There is none, the song and arrangement will dictate your choices.
However, in practice:
You probably want to ground everything important to the groove in the front channels (bass, drums, percussion elements that make up the groove, guitars that provide groove, etc). Vocals usually go to the front speakers. Either to the center or to a mix of L C R (where it is louder in the center speaker). Labels sometimes can request to not stick the vocals in the center channel so that the naked vocals cannot be lifted easily.
And then there are more technically informed choices and principles:
If you pan multiple objects around all the time, the effect gets lost. Movement draws attention when it contrasts against a steady backdrop. Doesn't matter where you are panning to.
Use LFE sparse. Most systems have bass management which means that the regular speakers don't cover the full spectrum and rely on the subwoofer to fill in the gap below 120 Hz. So in practice, if you have a kick, everything below 120 will already go to the sub on a bass-managed system. If you now add additional sub to it, it can become pretty boomy quickly.

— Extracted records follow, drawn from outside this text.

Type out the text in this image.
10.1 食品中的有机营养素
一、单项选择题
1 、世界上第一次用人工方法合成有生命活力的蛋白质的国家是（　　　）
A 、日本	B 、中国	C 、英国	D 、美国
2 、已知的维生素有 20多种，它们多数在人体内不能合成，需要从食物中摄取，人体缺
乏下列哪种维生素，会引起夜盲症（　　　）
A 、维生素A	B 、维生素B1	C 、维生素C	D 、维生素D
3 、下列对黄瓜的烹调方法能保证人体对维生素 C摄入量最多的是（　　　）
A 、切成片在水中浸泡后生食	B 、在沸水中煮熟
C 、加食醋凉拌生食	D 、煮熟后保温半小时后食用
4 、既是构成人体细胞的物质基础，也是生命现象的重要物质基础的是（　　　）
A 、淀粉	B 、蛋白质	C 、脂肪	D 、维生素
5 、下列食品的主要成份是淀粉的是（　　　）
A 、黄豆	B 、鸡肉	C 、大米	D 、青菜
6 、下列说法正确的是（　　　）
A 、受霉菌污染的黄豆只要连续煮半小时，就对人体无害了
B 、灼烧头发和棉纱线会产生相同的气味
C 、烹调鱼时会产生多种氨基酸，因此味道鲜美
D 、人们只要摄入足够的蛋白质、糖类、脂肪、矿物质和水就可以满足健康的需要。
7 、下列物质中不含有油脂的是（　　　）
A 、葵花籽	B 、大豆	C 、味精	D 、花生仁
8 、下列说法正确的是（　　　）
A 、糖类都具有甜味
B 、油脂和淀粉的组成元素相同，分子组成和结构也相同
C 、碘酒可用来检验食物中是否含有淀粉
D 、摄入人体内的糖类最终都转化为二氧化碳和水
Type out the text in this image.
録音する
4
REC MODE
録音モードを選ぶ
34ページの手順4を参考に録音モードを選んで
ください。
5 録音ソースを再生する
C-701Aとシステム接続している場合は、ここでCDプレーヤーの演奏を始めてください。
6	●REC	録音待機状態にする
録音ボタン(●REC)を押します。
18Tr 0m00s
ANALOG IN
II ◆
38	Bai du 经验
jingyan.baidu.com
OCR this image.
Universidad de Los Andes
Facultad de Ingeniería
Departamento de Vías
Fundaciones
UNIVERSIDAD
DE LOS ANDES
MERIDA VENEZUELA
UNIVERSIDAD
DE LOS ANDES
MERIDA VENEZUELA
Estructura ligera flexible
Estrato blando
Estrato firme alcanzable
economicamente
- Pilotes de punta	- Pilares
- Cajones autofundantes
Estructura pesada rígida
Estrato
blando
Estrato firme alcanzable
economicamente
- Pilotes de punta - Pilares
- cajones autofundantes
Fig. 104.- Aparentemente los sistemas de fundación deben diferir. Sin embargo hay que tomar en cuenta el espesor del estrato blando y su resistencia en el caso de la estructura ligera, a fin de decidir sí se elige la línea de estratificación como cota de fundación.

Not all speakers need to be used at all times. It is actually a very nice effect (again, contrast) to just rely on the front speakers and sometimes add something very distinct in the back. Or to "open and close" the soundfield by going from a mix utilizing all speakers suddenly to just fronts or even just center.
Difference between phantom center and discrete center-like channels. The latter position a sound explicitly on a spatial dimension regardless of your listening position, the former only are perceived as between two speakers if you are dead in the middle.